My husband, Attila the Honey, plays World of Warcraft, an online game that’s part of the multi-billion dollar gaming industry. If you think computer games are just for kids or young people with too much time, think again. Money spent on games has now surpassed movies and books.
(He swears that his online gaming is market research for his company Razerzone.com, but I don’t buy it.) I do believe it’s true that online games are good for your brain as we age. He’s speaking this weekend at the local Lake Chapala Society about this.
I just watched Seth Priebatsch, a Princeton dropout (something he’s proud of), who’s chief ninja at SCVNGR (“scavenger”), on the online speakers site TED.com. If he’s speaking at a TED conference in Boston, he’s got to have something important to say, right? You can watch it here. (A big thanks to Susan Weinschenck for this link.)
Here are three dynamics we can learn from online games that can be applied to content marketing:
- Appointment dynamics: this persuasion trigger is probably what Cialdini would call the scarcity or urgency factor. There’s no greater example than Happy Hour in bars: show up at a certain time, you get rewarded. It’s also at play in the game Farmville, a popular game that already has 70 million players. How can you use this to persuade readers to take action? Think about your business and how you could include an appointment dynamic to urge responses. (Like all things, there’s a cool way to do this, and a way NOT to do it!)
- Influence and Status dynamics: When games confer a red badge or gold or virtual money to players, their ego and pride causes them to continue playing. What ways can you inspire loyalty and engagement with your readers/ clients /prospects? What’s in it for them? How can you use the status trigger to persuade people to use your services or products?
- Progression dynamics: When LinkedIn shows a bar graph to indicated your level of participation, users want to do what it takes to push the bar up to 100%. Games use this dynamic to keep players engaged by offering rewards for levels and achievements. People want to see the progress bar increase. How can you use this dynamic to trigger frequent users, subscribers, engaged readers?

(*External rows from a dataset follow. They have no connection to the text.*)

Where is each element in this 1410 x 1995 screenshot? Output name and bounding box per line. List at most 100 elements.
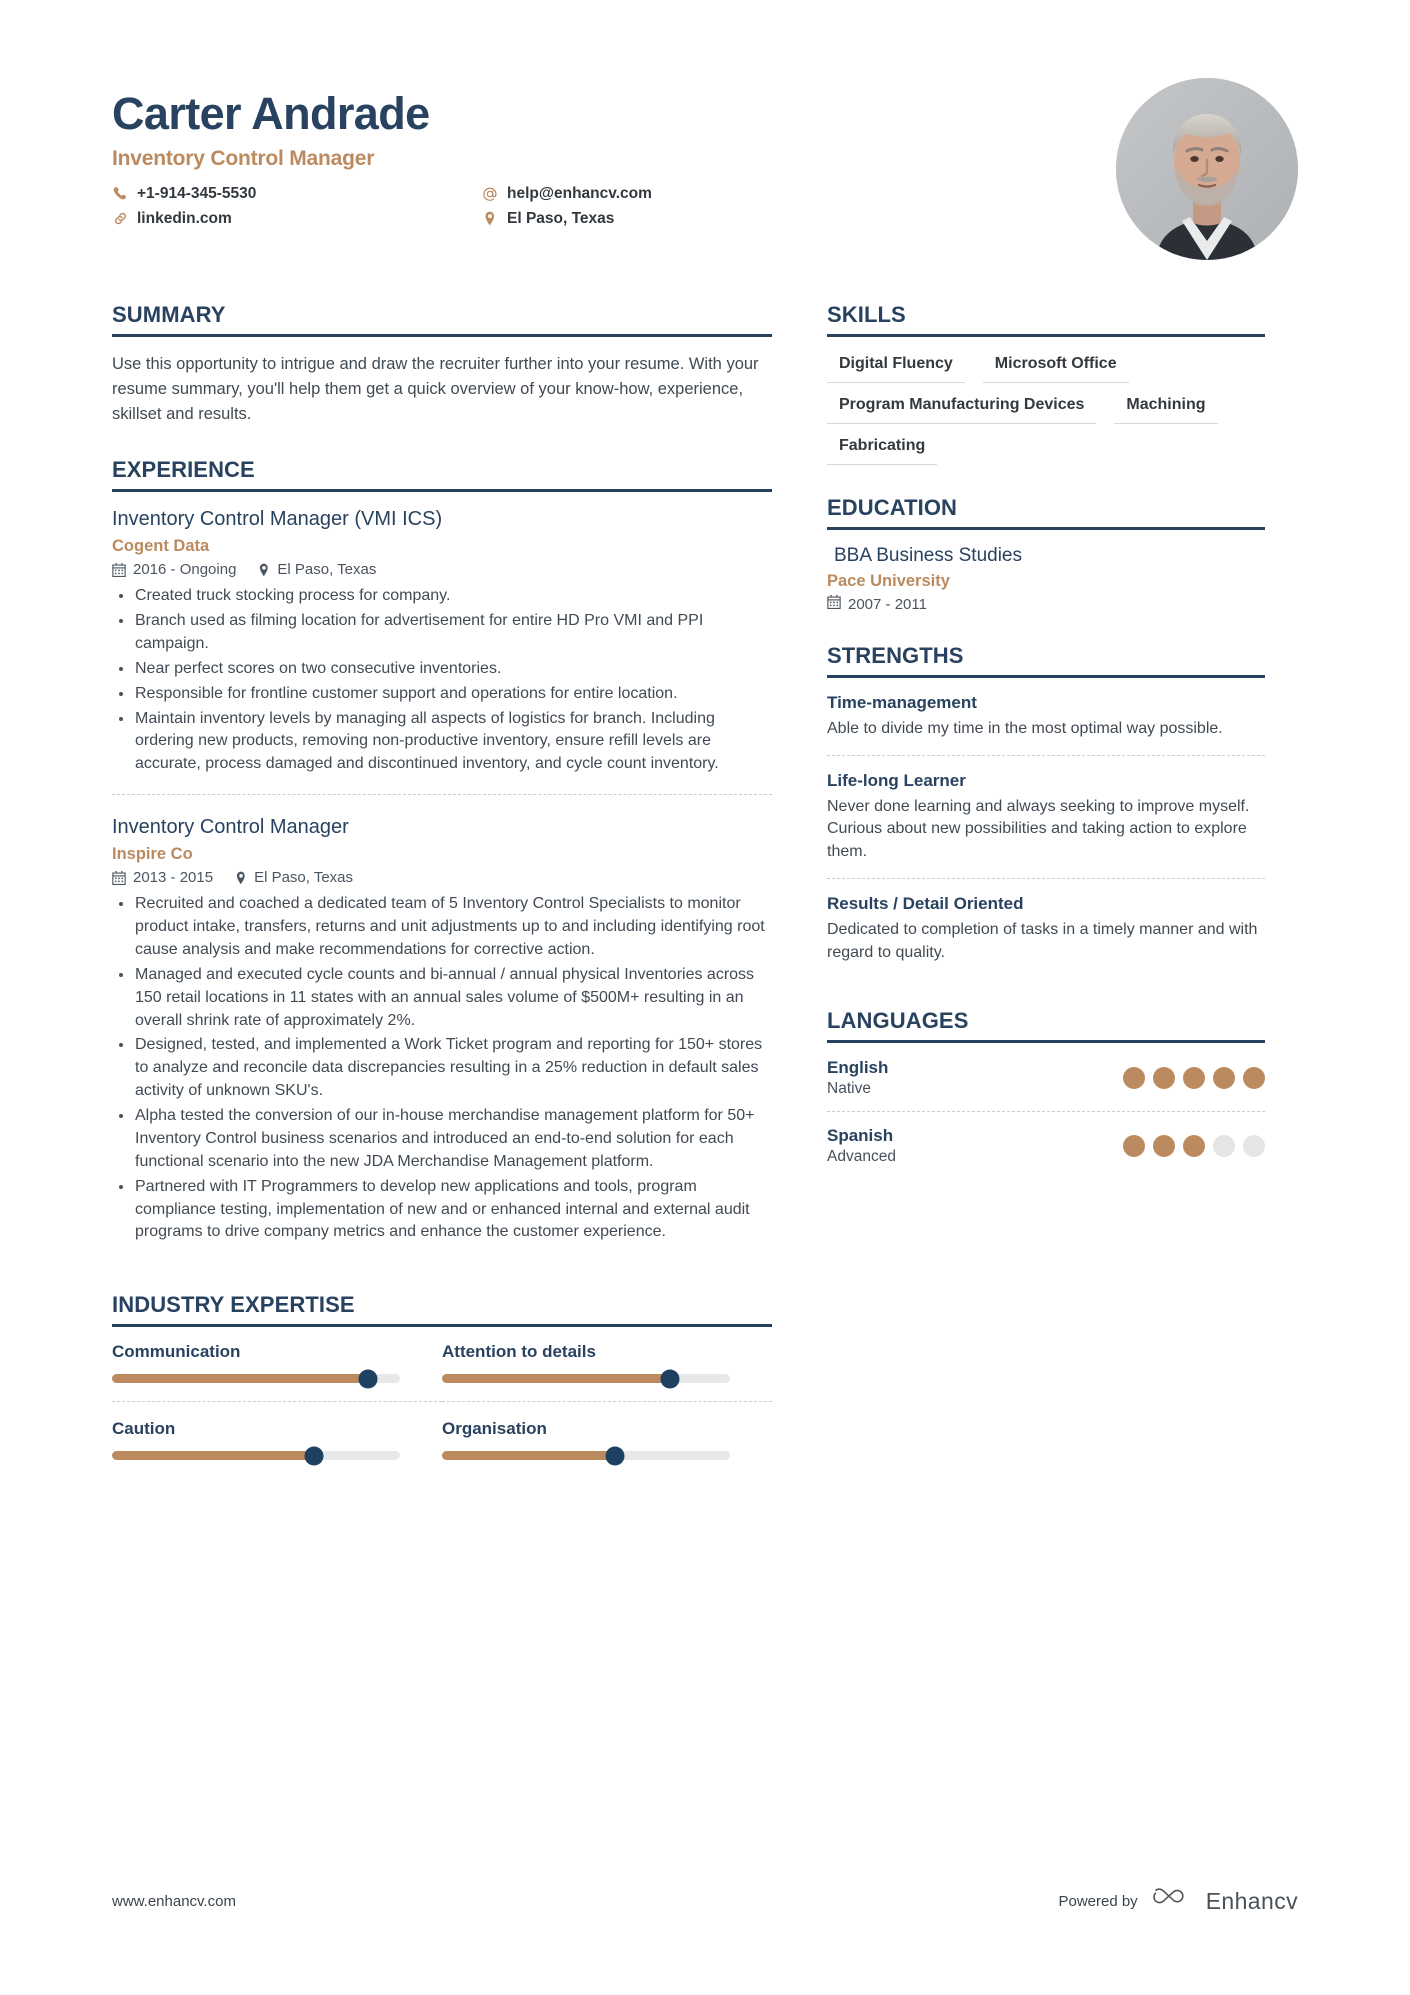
contact-email-text: help@enhancv.com: [507, 184, 652, 202]
section-industry-expertise: INDUSTRY EXPERTISE Communication Attenti…: [112, 1292, 772, 1476]
slider-knob[interactable]: [304, 1446, 324, 1466]
page-title: Carter Andrade: [112, 88, 430, 139]
job-dates: 2016 - Ongoing: [112, 561, 236, 578]
job-bullet: Managed and executed cycle counts and bi…: [112, 964, 772, 1033]
strength-description: Able to divide my time in the most optim…: [827, 720, 1223, 737]
resume-body: SUMMARY Use this opportunity to intrigue…: [0, 302, 1410, 1506]
expertise-slider[interactable]: [442, 1446, 730, 1466]
rating-dot: [1213, 1135, 1235, 1158]
slider-knob[interactable]: [660, 1369, 680, 1389]
language-item: Spanish Advanced: [827, 1111, 1265, 1179]
language-text-block: Spanish Advanced: [827, 1126, 896, 1166]
section-skills: SKILLS Digital Fluency Microsoft Office …: [827, 302, 1265, 465]
language-item: English Native: [827, 1058, 1265, 1111]
strengths-heading: STRENGTHS: [827, 643, 964, 668]
link-icon: [112, 211, 128, 226]
section-divider: [112, 334, 772, 337]
rating-dot: [1123, 1067, 1145, 1090]
expertise-slider[interactable]: [442, 1369, 730, 1389]
expertise-item-caution: Caution: [112, 1401, 442, 1476]
slider-fill: [442, 1374, 670, 1384]
strength-description: Dedicated to completion of tasks in a ti…: [827, 920, 1258, 961]
language-rating-dots: [1123, 1067, 1265, 1090]
skills-heading: SKILLS: [827, 302, 906, 327]
summary-text: Use this opportunity to intrigue and dra…: [112, 355, 759, 424]
contact-email[interactable]: help@enhancv.com: [482, 185, 652, 203]
job-dates-text: 2013 - 2015: [133, 869, 214, 887]
skills-list: Digital Fluency Microsoft Office Program…: [827, 352, 1265, 465]
slider-fill: [442, 1451, 615, 1461]
job-company: Cogent Data: [112, 537, 210, 556]
rating-dot: [1183, 1135, 1205, 1158]
slider-knob[interactable]: [358, 1369, 378, 1389]
section-education: EDUCATION BBA Business Studies Pace Univ…: [827, 495, 1265, 613]
at-icon: [482, 186, 498, 202]
section-divider: [827, 527, 1265, 530]
language-name: English: [827, 1058, 889, 1078]
contact-phone[interactable]: +1-914-345-5530: [112, 185, 482, 203]
experience-entry: Inventory Control Manager Inspire Co 201…: [112, 794, 772, 1262]
education-heading: EDUCATION: [827, 495, 958, 520]
strength-title: Time-management: [827, 693, 977, 712]
strength-item: Life-long Learner Never done learning an…: [827, 754, 1265, 878]
job-dates: 2013 - 2015: [112, 869, 213, 886]
expertise-slider[interactable]: [112, 1446, 400, 1466]
location-icon: [482, 211, 498, 226]
rating-dot: [1243, 1135, 1265, 1158]
job-bullet: Alpha tested the conversion of our in-ho…: [112, 1105, 772, 1174]
phone-icon: [112, 186, 128, 201]
header-identity-block: Carter Andrade Inventory Control Manager…: [112, 78, 1116, 228]
job-location-text: El Paso, Texas: [277, 561, 377, 579]
resume-page: Carter Andrade Inventory Control Manager…: [0, 0, 1410, 1995]
skill-chip: Microsoft Office: [982, 352, 1129, 383]
section-divider: [112, 489, 772, 493]
language-name: Spanish: [827, 1126, 894, 1146]
job-bullets: Created truck stocking process for compa…: [112, 585, 772, 776]
resume-header: Carter Andrade Inventory Control Manager…: [0, 0, 1410, 260]
job-dates-text: 2016 - Ongoing: [133, 561, 237, 579]
side-column: SKILLS Digital Fluency Microsoft Office …: [827, 302, 1265, 1209]
contact-linkedin[interactable]: linkedin.com: [112, 210, 482, 228]
rating-dot: [1243, 1067, 1265, 1090]
location-icon: [258, 563, 270, 577]
contact-location[interactable]: El Paso, Texas: [482, 210, 652, 228]
contact-location-text: El Paso, Texas: [507, 209, 615, 227]
education-dates: 2007 - 2011: [827, 595, 1265, 613]
slider-knob[interactable]: [605, 1446, 625, 1466]
language-level: Native: [827, 1080, 871, 1098]
footer-url[interactable]: www.enhancv.com: [112, 1893, 236, 1910]
language-text-block: English Native: [827, 1058, 888, 1098]
job-bullet: Branch used as filming location for adve…: [112, 610, 772, 656]
section-experience: EXPERIENCE Inventory Control Manager (VM…: [112, 457, 772, 1262]
slider-fill: [112, 1374, 369, 1384]
resume-footer: www.enhancv.com Powered by Enhancv: [112, 1886, 1298, 1917]
location-icon: [235, 871, 247, 885]
languages-heading: LANGUAGES: [827, 1008, 969, 1034]
job-company: Inspire Co: [112, 845, 193, 864]
education-dates-text: 2007 - 2011: [848, 595, 927, 613]
job-location: El Paso, Texas: [235, 869, 353, 886]
job-bullet: Created truck stocking process for compa…: [112, 585, 772, 608]
expertise-item-attention-to-details: Attention to details: [442, 1342, 772, 1399]
strength-title: Results / Detail Oriented: [827, 893, 1024, 913]
rating-dot: [1123, 1135, 1145, 1158]
contact-phone-text: +1-914-345-5530: [137, 184, 257, 202]
expertise-slider[interactable]: [112, 1369, 400, 1389]
calendar-icon: [827, 595, 841, 613]
strength-item: Time-management Able to divide my time i…: [827, 693, 1265, 755]
job-bullet: Partnered with IT Programmers to develop…: [112, 1176, 772, 1245]
expertise-label: Caution: [112, 1419, 176, 1439]
skill-chip: Digital Fluency: [827, 352, 965, 383]
expertise-label: Organisation: [442, 1419, 547, 1439]
job-meta: 2016 - Ongoing El Paso, Texas: [112, 561, 772, 578]
section-summary: SUMMARY Use this opportunity to intrigue…: [112, 302, 772, 427]
education-entry: BBA Business Studies Pace University 200…: [827, 545, 1265, 613]
job-bullet: Near perfect scores on two consecutive i…: [112, 658, 772, 681]
section-divider: [827, 334, 1265, 337]
brand-block: Enhancv: [1152, 1886, 1298, 1917]
main-column: SUMMARY Use this opportunity to intrigue…: [112, 302, 772, 1506]
rating-dot: [1153, 1135, 1175, 1158]
brand-name: Enhancv: [1205, 1888, 1298, 1914]
job-meta: 2013 - 2015 El Paso, Texas: [112, 869, 772, 886]
language-rating-dots: [1123, 1135, 1265, 1158]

I’m not a “gamer,” except for Majong Masters, and a few card games. I’m waiting for the right fantasy game to come along that interests me. Games are interactive and require the brain to engage in ways that reading a book doesn’t.
Now, after watching Seth’s video on TED, I’m even more curious because they are using game dynamics for marketing tactics. Granted, many of these triggers aren’t new. What’s new is the application of fun and brain challenges by marketers to get consumers to like a brand better. Hopefully consumers will enter into branded games with eyes wide open.
Priebatsch makes the claim that this past decade was one where we created social networks online, and this next decade will be the gaming decade. Companies will begin to harness the power of consumer engagement through use of games and gaming dynamics.
I think this has already started and he’s right. What do you think about all this? Smart marketing or manipulative?